Bike Sharing Demand Prediction

Project Description

This is the implementation of my project for the course mlops-zoomcamp from DataTalksClub. The goal of this project is to build an end-to-end machine learning pipeline to predict bike-sharing demand using historical data. This prediction will help optimize bike distribution and availability in a bike-sharing system. The main focus of the project is on creating a production service with experiment tracking, pipeline automation, and observability.

Problem Statement

Bike-sharing systems are becoming increasingly popular in urban areas as a convenient and eco-friendly mode of transportation. However, managing the distribution of bikes to meet demand is challenging. The objective of this project is to predict the number of bikes required at different stations at different times of the day to ensure optimal availability and customer satisfaction.
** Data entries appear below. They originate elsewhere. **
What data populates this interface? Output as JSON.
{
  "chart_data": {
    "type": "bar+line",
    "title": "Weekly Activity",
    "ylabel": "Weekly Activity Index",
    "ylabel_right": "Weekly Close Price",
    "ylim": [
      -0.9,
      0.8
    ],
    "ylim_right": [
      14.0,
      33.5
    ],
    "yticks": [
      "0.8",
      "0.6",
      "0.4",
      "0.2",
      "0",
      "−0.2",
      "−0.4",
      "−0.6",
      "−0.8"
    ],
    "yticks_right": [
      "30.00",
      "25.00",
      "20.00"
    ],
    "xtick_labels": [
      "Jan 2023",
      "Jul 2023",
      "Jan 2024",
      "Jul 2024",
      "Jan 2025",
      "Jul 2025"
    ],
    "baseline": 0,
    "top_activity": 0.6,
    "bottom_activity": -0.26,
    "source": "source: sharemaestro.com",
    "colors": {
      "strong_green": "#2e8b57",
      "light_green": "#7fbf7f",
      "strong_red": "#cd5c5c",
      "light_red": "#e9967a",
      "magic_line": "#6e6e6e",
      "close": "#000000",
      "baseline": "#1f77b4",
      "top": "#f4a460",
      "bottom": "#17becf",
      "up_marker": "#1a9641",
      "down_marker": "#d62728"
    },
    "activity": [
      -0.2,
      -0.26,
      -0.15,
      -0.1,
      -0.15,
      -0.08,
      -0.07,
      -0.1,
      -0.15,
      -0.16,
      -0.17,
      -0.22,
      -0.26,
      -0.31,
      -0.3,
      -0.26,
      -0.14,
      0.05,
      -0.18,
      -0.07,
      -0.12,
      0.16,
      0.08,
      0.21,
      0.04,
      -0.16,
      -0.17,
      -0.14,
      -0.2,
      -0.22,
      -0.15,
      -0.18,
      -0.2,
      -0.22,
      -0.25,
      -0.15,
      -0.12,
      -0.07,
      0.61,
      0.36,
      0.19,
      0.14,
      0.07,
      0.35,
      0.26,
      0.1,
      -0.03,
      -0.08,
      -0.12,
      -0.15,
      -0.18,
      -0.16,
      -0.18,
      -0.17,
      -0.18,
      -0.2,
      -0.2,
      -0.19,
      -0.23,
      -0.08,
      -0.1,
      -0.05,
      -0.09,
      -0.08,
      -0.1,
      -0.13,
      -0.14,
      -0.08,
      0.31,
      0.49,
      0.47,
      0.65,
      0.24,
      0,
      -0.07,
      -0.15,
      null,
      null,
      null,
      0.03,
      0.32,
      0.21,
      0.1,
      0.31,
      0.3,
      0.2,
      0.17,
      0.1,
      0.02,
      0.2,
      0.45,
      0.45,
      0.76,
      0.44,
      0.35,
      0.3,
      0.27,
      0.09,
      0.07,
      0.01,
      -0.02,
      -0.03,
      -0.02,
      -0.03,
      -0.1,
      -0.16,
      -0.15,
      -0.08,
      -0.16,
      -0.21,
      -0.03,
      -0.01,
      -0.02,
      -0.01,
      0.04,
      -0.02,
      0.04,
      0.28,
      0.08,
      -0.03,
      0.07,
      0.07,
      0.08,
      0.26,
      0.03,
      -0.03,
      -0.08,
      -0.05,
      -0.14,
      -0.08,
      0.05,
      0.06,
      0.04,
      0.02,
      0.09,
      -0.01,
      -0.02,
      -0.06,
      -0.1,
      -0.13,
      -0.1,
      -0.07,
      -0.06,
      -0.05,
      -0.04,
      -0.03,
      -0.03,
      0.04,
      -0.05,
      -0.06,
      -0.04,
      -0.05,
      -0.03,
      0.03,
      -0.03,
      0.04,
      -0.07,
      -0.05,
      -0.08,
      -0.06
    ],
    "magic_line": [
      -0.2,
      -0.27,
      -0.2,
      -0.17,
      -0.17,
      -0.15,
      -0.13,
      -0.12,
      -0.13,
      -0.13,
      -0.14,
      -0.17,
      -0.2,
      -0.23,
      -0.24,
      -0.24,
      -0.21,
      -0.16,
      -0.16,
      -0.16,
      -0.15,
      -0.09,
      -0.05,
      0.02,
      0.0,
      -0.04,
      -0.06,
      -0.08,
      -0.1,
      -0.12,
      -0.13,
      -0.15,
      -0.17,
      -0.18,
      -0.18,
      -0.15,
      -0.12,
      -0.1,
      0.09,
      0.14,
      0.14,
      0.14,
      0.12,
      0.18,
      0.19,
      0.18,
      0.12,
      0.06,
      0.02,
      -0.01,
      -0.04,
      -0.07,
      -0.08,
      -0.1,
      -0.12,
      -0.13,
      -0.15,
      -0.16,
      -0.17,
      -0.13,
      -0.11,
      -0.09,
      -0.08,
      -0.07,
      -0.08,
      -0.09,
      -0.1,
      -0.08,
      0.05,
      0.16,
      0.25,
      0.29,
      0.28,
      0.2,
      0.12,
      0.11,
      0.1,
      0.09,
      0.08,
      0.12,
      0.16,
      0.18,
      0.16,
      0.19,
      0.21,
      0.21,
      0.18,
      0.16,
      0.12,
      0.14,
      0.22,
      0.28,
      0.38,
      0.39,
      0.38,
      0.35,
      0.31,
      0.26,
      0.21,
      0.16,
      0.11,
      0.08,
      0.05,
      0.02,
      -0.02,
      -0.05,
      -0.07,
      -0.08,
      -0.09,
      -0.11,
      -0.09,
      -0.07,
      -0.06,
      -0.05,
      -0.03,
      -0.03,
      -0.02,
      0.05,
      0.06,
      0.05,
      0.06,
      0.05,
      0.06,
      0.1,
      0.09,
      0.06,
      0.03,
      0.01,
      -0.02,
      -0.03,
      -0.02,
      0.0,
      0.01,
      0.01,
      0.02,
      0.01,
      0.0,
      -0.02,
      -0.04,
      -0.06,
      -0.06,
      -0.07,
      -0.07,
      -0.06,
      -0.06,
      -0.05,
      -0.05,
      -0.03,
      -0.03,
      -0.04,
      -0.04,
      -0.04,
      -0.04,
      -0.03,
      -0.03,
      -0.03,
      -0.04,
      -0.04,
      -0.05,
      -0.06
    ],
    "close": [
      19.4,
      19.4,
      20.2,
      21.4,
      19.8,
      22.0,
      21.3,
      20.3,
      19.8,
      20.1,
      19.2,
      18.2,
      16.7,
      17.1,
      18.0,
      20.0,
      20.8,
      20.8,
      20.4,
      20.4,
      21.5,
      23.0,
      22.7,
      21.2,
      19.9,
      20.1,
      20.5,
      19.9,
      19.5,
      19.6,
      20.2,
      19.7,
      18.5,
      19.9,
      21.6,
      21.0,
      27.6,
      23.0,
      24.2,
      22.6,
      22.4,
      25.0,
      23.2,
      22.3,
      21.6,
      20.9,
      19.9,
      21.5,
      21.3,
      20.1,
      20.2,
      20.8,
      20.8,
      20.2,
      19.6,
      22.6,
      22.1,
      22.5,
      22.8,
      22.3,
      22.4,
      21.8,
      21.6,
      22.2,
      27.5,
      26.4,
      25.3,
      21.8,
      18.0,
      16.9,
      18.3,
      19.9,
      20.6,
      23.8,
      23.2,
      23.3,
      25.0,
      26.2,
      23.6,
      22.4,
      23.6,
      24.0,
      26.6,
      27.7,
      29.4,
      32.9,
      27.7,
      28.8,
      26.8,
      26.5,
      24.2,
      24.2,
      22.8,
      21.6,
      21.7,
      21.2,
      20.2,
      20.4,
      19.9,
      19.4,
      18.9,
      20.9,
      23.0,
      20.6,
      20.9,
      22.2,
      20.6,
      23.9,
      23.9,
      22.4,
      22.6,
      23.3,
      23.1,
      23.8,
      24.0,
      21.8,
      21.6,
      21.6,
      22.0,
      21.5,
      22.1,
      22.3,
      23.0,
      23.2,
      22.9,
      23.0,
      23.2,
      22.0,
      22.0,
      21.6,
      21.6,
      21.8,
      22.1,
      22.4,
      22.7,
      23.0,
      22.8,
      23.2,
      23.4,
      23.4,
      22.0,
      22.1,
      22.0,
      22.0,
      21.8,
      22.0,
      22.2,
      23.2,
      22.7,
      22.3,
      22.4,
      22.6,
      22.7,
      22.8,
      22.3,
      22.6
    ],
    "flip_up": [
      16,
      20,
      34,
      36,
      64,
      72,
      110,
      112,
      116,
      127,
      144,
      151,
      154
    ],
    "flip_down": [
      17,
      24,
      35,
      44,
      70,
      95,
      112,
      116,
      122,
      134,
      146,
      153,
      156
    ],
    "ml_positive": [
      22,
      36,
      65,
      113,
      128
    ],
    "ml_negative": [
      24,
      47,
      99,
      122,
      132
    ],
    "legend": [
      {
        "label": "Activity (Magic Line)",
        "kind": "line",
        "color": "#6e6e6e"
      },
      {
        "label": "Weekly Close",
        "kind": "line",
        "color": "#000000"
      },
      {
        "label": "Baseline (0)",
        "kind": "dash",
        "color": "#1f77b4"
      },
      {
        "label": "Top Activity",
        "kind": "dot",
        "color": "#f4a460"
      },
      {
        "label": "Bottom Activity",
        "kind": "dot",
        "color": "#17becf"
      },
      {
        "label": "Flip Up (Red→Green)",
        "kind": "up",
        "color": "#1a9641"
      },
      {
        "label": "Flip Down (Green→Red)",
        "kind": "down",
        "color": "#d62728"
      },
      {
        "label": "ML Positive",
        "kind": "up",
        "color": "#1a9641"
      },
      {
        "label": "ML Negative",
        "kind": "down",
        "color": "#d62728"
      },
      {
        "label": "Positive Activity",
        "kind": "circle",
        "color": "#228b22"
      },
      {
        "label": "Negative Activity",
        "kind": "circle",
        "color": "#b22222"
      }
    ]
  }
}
By addressing these challenges through data analysis, the project aims to enhance the overall user experience, increase operational efficiency, and promote sustainable urban transportation.

Dataset

The dataset used for this project is the "Bike Sharing Demand" dataset, which includes historical data on bike rentals, weather conditions, and timestamps. This dataset is available on UCI Machine Learning Repository.

Project details

This repository has five folders: data, notebooks, models, src, and web_service.

The data folder contains the dataset for the project.
The notebooks folder contains Jupyter notebooks used for exploratory data analysis (EDA), and initial model experimentation.
The models folder stores the trained machine learning models and any related artifacts.
The src folder contains the source codes for the project.
The web_service folder contains the source codes for the model deployment.
The monitoring folder

Additional files

requirements.txt
- Lists all the Python dependencies required for the project.
Dockerfile
- Defines the Docker image for the project, specifying the environment and dependencies required to run the code.
deployment.yaml
- Defines the Kubernetes deployment and service for the project.

Clouds

The project is deployed to Kubernetes and Docker.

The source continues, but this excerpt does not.